The only thing widow Isabel Puddles loves as much as her hometown of Gull Harbor on the shores of Lake Michigan is cozying up to a good mystery—but she never expected to be caught in the middle of one . . .
To the tourists and summer residents, Kentwater County is a picturesque community of small-town charm, fruitful farmland, and gorgeous freshwater beaches. To middle-aged widow Isabel Puddles, it’s where she enjoys breakfast every morning at a local café with her childhood best friend and spends her evenings cozying up with a good book and her devoted Jack Terrier, Jackpot. In between, Isabel makes ends meet through a variety of trades—preserving pickles, baking pies, working the counter at her cousin’s hardware shop, and occasionally helping “fix-up” the hair of corpses at the local funeral parlor.

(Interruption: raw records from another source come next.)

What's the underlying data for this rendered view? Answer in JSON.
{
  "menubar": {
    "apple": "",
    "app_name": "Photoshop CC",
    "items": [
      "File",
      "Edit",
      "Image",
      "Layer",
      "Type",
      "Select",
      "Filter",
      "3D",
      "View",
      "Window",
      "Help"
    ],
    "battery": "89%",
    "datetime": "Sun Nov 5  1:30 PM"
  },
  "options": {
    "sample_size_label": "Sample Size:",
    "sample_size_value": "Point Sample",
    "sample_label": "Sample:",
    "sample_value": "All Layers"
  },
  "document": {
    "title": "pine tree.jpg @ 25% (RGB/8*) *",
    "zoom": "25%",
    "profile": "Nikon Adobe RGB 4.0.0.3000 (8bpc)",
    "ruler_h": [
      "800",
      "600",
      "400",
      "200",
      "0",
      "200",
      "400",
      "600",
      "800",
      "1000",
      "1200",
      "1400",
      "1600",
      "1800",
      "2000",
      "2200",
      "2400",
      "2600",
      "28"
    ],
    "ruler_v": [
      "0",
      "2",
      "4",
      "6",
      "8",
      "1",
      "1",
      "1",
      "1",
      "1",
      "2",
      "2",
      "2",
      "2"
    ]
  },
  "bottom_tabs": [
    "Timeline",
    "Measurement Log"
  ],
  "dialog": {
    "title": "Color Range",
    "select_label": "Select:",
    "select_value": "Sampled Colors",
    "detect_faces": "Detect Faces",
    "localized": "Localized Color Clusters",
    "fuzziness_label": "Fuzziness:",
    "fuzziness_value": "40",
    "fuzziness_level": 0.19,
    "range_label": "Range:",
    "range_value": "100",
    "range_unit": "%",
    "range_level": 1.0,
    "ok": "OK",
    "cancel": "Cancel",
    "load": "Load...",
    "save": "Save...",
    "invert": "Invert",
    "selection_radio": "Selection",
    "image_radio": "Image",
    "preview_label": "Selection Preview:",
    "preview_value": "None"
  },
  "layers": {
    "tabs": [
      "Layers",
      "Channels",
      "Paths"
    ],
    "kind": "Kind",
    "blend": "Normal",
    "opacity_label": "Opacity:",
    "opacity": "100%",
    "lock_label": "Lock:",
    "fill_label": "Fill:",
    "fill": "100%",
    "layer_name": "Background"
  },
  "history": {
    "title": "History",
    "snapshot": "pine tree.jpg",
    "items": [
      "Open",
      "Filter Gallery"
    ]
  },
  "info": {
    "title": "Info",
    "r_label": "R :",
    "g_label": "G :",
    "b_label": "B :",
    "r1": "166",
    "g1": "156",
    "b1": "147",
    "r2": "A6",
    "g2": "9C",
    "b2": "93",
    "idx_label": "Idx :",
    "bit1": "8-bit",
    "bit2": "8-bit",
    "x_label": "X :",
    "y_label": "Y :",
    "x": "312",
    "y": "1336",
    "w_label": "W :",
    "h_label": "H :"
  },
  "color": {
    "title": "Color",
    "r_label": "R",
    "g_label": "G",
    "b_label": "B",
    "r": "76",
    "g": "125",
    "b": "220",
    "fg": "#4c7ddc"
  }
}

When Isabel discovers a two-inch nail embedded in the skull of Earl Jonasson, it seems the octogenarian may not have died of a stroke. His son is quickly arrested when his alibi doesn’t check out. But Isabel has known Earl Jr. since they were kids and can’t believe he’d murder his own father, regardless of his financial difficulties. As gossip about Earl Sr.’s land and insurance policy money starts to spread around the county, Isabel finds herself conducting her own investigation to clear her friend’s name. But real detective work isn’t like what she sees on TV, and she’s meeting dangerous suspects who don’t like Isabel poking around in their business . . .
Meet the author
M.V. Byrne was born in Lansing, Michigan while his parents were attending Michigan State University. Although he grew up in the San Francisco Bay Area, when it was time to choose a college, he returned to his home state where he also attended Michigan State. Like the heroine of his new Mitten State Mystery Series, M.V.’s family has had a summer home along the shores of Lake Michigan for nearly 100 years. . . Despite a busy career, he returns to Michigan every summer to spend time with family and friends at “the cottage” his great-grandfather built.
M.V. Byrne has had a long career in television as a writer and producer, getting his start in New York City as a Page at NBC working on shows that included; The David Letterman Show and Saturday Night Live. After moving to Los Angeles, he went on to write and produce for Mysteries & Scandals at E! Entertainment, Behind the Music at Vh1, and Tyra Banks’ syndicated talk show. Over the course of his career he has also written and produced shows for Netflix, History Channel, Discovery, Bravo, Lifetime, the Food Network, and the Travel Channel. He later returned to New York City where he was a writer for Nancy Grace at CNN, and later for ABC’s Good Morning America.
M.V. Byrne currently lives in Los Angeles, where he continues to work as a writer/producer in unscripted television, although most recently he is writing a scripted series for the INSP network called The Wild West Chronicles.
All comments are welcomed.
M.V., congratulations on Meet Isabel Puddles. It sounds like a fun story!